Hodge dual of de Rham cohomology and singular cohomology We know that the de Rham cohomology is isomorphic to the singular cohomology, does the Hodge dual of differential forms induce a dual operation on de Rham cohomology, hence also on singular cohomology? Namely,

*

*Is the Hodge dual of a closed form also a closed form?


*Is the Hodge dual of an exact form also an exact form?

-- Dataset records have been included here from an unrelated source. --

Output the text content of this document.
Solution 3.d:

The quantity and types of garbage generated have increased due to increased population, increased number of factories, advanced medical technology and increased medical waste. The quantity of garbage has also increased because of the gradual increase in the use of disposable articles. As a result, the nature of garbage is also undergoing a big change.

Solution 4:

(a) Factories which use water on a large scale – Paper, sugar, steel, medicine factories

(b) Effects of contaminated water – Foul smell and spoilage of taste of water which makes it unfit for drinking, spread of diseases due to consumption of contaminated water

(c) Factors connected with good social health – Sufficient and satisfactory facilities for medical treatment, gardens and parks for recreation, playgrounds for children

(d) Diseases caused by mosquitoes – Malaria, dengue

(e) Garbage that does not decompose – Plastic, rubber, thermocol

*Is there a Hodge dual of de Rham cohomology and singular cohomology?
 A: The Hodge * operator action on cohomology is generally speaking
metric-dependent, hence * is not well-defined without fixing the metric.
There are some caveats. On complex curves, for example, the
Hodge * operator is complex rotation, which depends only on
complex structure. This gives an example of a manifold
for which the action of * is metric-dependent: indeed, the
action of complex rotation on $H^1$ determines the
biholomorphism class of the complex  curve (Torelli).
On compact 2n-dimensional manifolds,
the *-operator in the middle cohomology is determined by
the conformal structure.
A: The Hodge dual of a closed form is a co-closed form (meaning, in the kernel of $d^{\ast}$), and the Hodge dual of an exact form is a co-exact form (meaning, in the image of $d^{\ast}$). Both these facts follow from the identity $\ast \circ d = (-1)^{k+1} d^{\ast} \circ \ast$. (I hope I got the sign right.)
As a basic example, take the two dimensional torus $\mathbb{R}^2/\mathbb{Z}^2$ with the standard Euclidean metric inherited from $\mathbb{R}^2$. Consider a $1$-form $\alpha = f(x,y) dx + g(x,y) dy$. Then $d \alpha = \left(\tfrac{\partial g}{\partial x} - \tfrac{\partial f}{\partial y} \right) dx \wedge dy$, so $\alpha$ is closed if and only if $\tfrac{\partial g}{\partial x} - \tfrac{\partial f}{\partial y}=0$. Meanwhile (I might be off by a sign), we have $\ast(\alpha) = f(x,y) dy - g(x,y) dx$, so $\ast(\alpha)$ is closed if and only if $\tfrac{\partial f}{\partial x} + \tfrac{\partial g}{\partial y}=0$. So the first of these corresponds to "curl is 0" and the other corresponds to "div is 0".
However, if our $n$-manifold $M$ is compact (and oriented, but we need that to define $\ast$ in the first place), we have the Hodge theorem, which tells us that each cohomology class has a unique harmonic representative, which is both closed and co-closed. So Hodge star is an isomorphism from the harmonic representatives of $H_{DR}^k(M)$ to the the harmonic representatives of $H_{DR}^{n-k}(M)$.
This isomorphism depends on the metric on $M$, so it doesn't have a purely topological description. It does have a topological consequence though, namely, a proof of Poincare duality. Poincare duality says that $\langle \alpha, \beta \rangle = \int_M \alpha \wedge \beta$ is a perfect pairing between $H_{DR}^k(M)$ and $H_{DR}^{n-k}(M)$. To this end, it is enough to show that, for each nonzero harmonic $k$-form $\alpha$, there is a harmonic $(n-k)$-form $\beta$ with $\int_M \alpha \wedge \beta\neq 0$. Indeed, it turns out that $\int_M \alpha \wedge \ast(\alpha) > 0$ for any nonzero $\alpha$. If I recall correctly, Voisin's Hodge theory book proves Poincare duality this way as a warm up, before proving Serre duality by a harder version of this argument.